A panel of the 2nd District Court of Appeal said the burden-of-proof change should apply retroactively to Tymothy Ray Martin, who was convicted of felony battery in a 2016 altercation involving his girlfriend. Martin appealed his conviction, and the appeal was pending when the 2017 burden-of-proof change took effect.

Martin’s case also is at the Supreme Court. Amid the conflicting rulings, Attorney General Pam Bondi’s office agreed that the Supreme Court should resolve the retroactivity issue — though it suggested justices hear the Martin case instead of the Love case.

“(Courts) of the Third District are forbidden from applying Florida’s Stand Your Ground amendment retroactively, while courts of the Second District must apply it retroactively to all pending cases,” attorneys in Bondi’s office wrote in a brief this month. “This constitutes the requisite ‘express and direct conflict’ that the (Supreme) Court’s conflict jurisdiction is designed to resolve.”
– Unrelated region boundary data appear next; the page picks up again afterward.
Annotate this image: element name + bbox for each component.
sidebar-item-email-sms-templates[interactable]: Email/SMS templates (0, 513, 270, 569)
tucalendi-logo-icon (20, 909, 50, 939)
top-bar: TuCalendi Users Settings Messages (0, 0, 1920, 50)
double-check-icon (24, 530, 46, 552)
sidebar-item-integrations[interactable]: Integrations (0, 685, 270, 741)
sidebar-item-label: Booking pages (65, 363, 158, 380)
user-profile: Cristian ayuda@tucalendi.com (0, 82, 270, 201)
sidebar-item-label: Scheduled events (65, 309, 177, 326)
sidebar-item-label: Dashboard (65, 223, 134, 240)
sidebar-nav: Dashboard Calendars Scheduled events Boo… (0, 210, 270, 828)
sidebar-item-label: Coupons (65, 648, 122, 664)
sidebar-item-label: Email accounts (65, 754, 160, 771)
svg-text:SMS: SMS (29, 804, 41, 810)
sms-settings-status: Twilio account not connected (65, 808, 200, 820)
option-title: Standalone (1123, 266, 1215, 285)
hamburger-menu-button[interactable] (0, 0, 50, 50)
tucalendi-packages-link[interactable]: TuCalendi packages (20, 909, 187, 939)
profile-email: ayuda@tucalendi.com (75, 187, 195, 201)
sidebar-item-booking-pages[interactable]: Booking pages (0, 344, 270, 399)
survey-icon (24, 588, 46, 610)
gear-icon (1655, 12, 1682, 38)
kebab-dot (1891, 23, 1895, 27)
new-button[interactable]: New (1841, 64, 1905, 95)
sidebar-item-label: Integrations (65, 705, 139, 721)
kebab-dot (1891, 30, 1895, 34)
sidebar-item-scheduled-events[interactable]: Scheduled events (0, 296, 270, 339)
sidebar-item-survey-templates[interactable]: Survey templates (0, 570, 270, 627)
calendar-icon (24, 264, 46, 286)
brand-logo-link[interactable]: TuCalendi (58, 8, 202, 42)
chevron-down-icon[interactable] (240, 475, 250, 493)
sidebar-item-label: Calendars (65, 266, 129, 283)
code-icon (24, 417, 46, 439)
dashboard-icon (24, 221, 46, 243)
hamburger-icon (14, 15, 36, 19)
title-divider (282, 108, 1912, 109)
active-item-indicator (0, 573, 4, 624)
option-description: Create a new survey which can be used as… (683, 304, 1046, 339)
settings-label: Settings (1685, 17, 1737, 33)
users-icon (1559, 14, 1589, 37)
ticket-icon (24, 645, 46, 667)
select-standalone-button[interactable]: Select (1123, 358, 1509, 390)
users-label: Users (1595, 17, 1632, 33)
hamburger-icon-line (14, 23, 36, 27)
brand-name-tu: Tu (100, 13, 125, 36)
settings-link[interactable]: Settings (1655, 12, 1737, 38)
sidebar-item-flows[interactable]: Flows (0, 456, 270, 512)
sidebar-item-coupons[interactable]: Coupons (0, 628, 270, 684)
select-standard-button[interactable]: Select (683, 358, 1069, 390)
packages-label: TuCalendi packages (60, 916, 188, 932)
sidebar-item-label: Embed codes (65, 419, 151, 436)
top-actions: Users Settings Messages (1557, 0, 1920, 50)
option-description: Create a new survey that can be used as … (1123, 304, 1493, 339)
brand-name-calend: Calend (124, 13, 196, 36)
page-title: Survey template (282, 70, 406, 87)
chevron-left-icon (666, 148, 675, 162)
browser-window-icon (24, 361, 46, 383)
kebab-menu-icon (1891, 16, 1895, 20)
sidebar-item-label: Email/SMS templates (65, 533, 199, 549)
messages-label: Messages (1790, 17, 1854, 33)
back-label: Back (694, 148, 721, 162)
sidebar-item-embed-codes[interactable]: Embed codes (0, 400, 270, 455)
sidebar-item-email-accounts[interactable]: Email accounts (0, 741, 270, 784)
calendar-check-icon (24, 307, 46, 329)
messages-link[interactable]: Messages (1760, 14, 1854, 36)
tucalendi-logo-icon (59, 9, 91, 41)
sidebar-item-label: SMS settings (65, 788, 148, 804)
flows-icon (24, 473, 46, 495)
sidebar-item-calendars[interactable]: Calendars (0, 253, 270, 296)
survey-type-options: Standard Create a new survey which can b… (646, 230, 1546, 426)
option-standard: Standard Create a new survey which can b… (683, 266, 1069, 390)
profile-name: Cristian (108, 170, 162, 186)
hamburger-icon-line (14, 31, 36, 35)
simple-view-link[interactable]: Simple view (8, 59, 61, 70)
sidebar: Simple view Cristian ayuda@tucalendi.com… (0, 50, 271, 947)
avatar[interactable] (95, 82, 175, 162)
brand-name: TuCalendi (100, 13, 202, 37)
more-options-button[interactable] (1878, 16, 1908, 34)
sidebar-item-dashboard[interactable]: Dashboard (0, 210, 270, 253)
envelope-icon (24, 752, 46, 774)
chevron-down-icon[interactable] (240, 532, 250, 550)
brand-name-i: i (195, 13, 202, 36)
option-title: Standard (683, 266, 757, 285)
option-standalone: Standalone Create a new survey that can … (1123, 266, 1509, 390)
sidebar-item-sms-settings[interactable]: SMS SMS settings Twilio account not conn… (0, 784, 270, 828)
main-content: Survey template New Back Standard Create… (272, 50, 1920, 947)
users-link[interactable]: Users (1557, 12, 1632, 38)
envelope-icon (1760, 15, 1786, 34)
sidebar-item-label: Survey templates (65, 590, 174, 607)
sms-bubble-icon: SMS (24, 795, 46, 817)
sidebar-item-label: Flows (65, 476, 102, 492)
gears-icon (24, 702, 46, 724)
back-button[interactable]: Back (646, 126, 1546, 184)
by Jim Saunders, The News Service of Florida

Comments

8 Responses to “Florida Justices Take Up ‘Stand Your Ground’ Split”

  1. Don Neese on June 30th, 2018 12:27 am

    Regarding
    “If a law is murky or unclear”

    The key word here being “if”. The Stand your ground law is neither murky nor unclear. It’s just not liked. So someone does their best to make it appear unclear
    and murky. And thus enters Judicial Heirarchy which surpasses their jobs.

  2. David Huie Green on June 28th, 2018 11:45 pm

    REGARDING:
    ” “Stand your ground” is law. It was voted in by Florida lawmakers. The courts have no business, nor authority to decide what to do with it. The Courts were never designed to make or change the law. They are to preside over court cases that try offenders on breaking or upholding that particular law. To change a law or the use of a law is called “Judicial Tyranny”. ”

    If a law is murky or unclear, the courts have to determine exactly what it means in the light of other laws. That IS part of their job.

    You can’t say a person broke a law if you don’t know what the law means. Further, there is a hierarchy of laws. A county law which is not permitted under state law is null and void. A state law which is not permitted by the Florida Constitution is null and void. A state constitution which is not permitted by the United States Constitution is null and void. Pointing that out is not “Judicial Tyranny.” Rather, it is judicial duty.

    In this instance, a law was written which the courts interpreted one way. The legislature rewrote the law to make clear they wanted it interpreted another way. The current question is whether the new law clarifies the intent of the old law or is simply a new law which only applies to cases after it was enacted.

    This kind of thing is exactly why we have courts rather than robots.

    David for wisdom

  3. Sedition on June 28th, 2018 7:38 pm

    Stand your ground means don’t start nothin’, won’t be nothin’. Pretty damn simple. We MUST quit giving violent criminals and their families legal wiggle room. Quit putting the public in fear for their lives and you won’t get shot.
    Seriously, people…it’s not hard to understand. Anyone with a Romper Room education should be able to figure this one out.

  4. John on June 28th, 2018 4:01 pm

    Welcome to California!

  5. Don Neese on June 27th, 2018 10:53 pm

    “Stand your ground” is law. It was voted in by Florida lawmakers. The courts have no business, nor authority to decide what to do with it. The Courts were never designed to make or change the law. They are to preside over court cases that try offenders on breaking or upholding that particular law. To change a law or the use of a law is called “Judicial Tyranny”. This type of court proceeding offsets the balance of our whole judicial system.

    America was founded as a Republic not a democracy, and certainly not a Judicial hierarchy!!

  6. Mark on June 27th, 2018 10:40 pm

    I don’t think anything should apply to “older cases”. That was not the law back then.

  7. john on June 27th, 2018 7:06 am

    People in that area of the state should not be able to claim stand you ground at all!!! They should be required to tell their assailant can I give you a hug, I’m in my safe space, or I’m a sovereign citizen!!!